Andrea Rodriguez | The Associated Press | January 15, 2015
A Cuban Central Bank resolution published Thursday said the new banknotes will extend the range of the current bills, which only reach 100 pesos.
Most Cubans earn and buy goods in local pesos worth about 4 U.S. cents apiece. Tourism, one of the island’s main sources of foreign exchange, operates on the convertible peso, a special currency worth roughly one U.S. dollar.
The double currency allows Cuba to theoretically split the country between a realm of highly subsidized prices in Cuban pesos and a convertible-peso economy where prices more closely resemble those of U.S. or European cities.
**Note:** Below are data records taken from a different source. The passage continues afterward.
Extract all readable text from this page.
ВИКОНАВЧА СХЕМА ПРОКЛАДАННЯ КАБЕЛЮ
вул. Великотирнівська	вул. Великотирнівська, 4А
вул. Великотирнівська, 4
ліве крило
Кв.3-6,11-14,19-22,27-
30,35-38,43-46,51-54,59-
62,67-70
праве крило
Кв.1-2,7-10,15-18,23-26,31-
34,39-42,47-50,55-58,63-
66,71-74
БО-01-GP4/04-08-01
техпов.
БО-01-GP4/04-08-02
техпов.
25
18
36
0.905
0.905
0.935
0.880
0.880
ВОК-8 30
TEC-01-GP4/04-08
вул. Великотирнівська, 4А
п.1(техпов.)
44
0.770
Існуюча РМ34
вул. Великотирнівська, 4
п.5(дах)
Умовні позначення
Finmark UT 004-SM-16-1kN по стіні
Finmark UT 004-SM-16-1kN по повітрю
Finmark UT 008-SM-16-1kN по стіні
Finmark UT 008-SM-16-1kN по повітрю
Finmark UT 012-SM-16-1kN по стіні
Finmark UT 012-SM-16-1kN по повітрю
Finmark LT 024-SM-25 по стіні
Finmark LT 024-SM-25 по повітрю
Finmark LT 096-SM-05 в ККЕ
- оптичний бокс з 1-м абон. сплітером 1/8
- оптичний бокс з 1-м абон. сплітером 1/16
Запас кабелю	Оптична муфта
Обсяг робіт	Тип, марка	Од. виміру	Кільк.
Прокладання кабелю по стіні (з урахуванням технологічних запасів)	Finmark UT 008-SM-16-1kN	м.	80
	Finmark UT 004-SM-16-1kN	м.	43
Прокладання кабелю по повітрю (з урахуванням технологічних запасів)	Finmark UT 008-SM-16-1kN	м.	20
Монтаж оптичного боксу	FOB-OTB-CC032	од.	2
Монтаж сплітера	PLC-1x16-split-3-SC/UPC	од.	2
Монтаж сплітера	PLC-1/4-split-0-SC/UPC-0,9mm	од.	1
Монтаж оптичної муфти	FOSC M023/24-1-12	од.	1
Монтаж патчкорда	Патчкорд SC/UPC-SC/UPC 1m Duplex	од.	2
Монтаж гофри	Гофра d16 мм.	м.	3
But the system has led to economic distortions and created a new class of privileged Cubans with access to convertible pesos.
Cuba’s government announced in 2013 that it would eliminate the double currency but did not set out a timetable for the switch.
Central Bank Vice President Francisco Mayorbe told state newspaper Granma that in recent months a lot of stores that sell in convertible pesos have started accepting local pesos, with the price set after establishing the exchange rate.
This means that customers and businesses must increasingly handle larger quantities of cash, a problem accentuated by the fact that the country’s largest banknote, the 100-peso bill, is worth about 4 U.S. dollars.
Barbara Soto Sanchez, an official with state company Cimex, said most sales are carried out with 20- or 50-peso bills, which makes buying expensive products like electrical appliances or furniture difficult.
“To buy them, the customer has to bring in a large quantity of cash under conditions that are not always optimal,” Soto Sanchez told Granma.